40代半ばですらりと背が高く、物静かな彼は、決して政治的な人間ではないが、PSDのしていることには普段から我慢がならなかった。「PSDは国民、貧しい国民に嘘ばかりついている。ルーマニアに住んでいる友達は、子どもに映画をねだられても金がない。子どもにどう説明したらいいのか悩んでいる」とその心持を話す。ナンバーに反PSDを表す言葉を選ぼうと辞書まで引いて考えた結果が「Muie PSD」だった。

非合法なことはしたくなかったので、念のため、スウェーデン当局にルーマニアでもこのナンバーで走れるか、確かめてから取得した。夏の帰郷でも、入国時の国境検査では問題にされず無事だった。

ところがその後、帰郷中に9歳の息子と遊びに出かけたとき、パトカーに停められた。書類確認中、ナンバープレートを外すよう言われたが、「そうしなければならないなら、お巡りさんが外してください」と答えた。警官がナンバーを外しているところを録画して、帰宅後、ソーシャルメディアで公開したところ、野火のごとく広がり、「Muie PSD」が反政府の主要スローガンに昇格した。

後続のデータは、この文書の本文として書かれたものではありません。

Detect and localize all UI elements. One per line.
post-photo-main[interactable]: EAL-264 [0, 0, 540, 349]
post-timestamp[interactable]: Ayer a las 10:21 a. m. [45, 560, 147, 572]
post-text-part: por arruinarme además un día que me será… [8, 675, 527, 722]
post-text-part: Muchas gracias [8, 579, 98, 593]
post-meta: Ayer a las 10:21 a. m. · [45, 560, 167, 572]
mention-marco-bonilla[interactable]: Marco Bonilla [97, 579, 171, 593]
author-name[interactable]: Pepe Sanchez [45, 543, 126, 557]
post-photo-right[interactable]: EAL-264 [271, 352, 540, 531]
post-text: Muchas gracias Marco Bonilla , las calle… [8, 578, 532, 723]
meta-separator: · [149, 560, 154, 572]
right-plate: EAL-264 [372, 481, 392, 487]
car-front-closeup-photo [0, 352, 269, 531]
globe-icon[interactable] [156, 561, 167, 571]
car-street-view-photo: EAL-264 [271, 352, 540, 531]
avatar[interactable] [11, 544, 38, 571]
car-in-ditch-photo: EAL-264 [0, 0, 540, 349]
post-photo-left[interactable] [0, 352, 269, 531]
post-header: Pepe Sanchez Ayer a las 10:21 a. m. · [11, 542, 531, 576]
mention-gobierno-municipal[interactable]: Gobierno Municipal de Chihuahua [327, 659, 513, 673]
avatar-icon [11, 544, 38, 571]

さて、警察はステファネスクさんのナンバープレートを押収した理由について、ナンバーに「数字が含まれていなかった」のがいけなかった、と苦しい説明をした。スウェーデン運輸庁は「スウェーデンのナンバープレートは基本的に欧州内でも認められているが、最終的には各国の判断にゆだねられる」との立場を明らかにした。

また、同庁はルーマニアからの通知を受けてナンバーを失効処分にしたが、これについては「希望ナンバーに罵倒表現を用いることは禁じられているが、交付時にはわからなかった。今回、罵倒表現だということが判明したのでナンバーを取り消す」ことになったと説明している。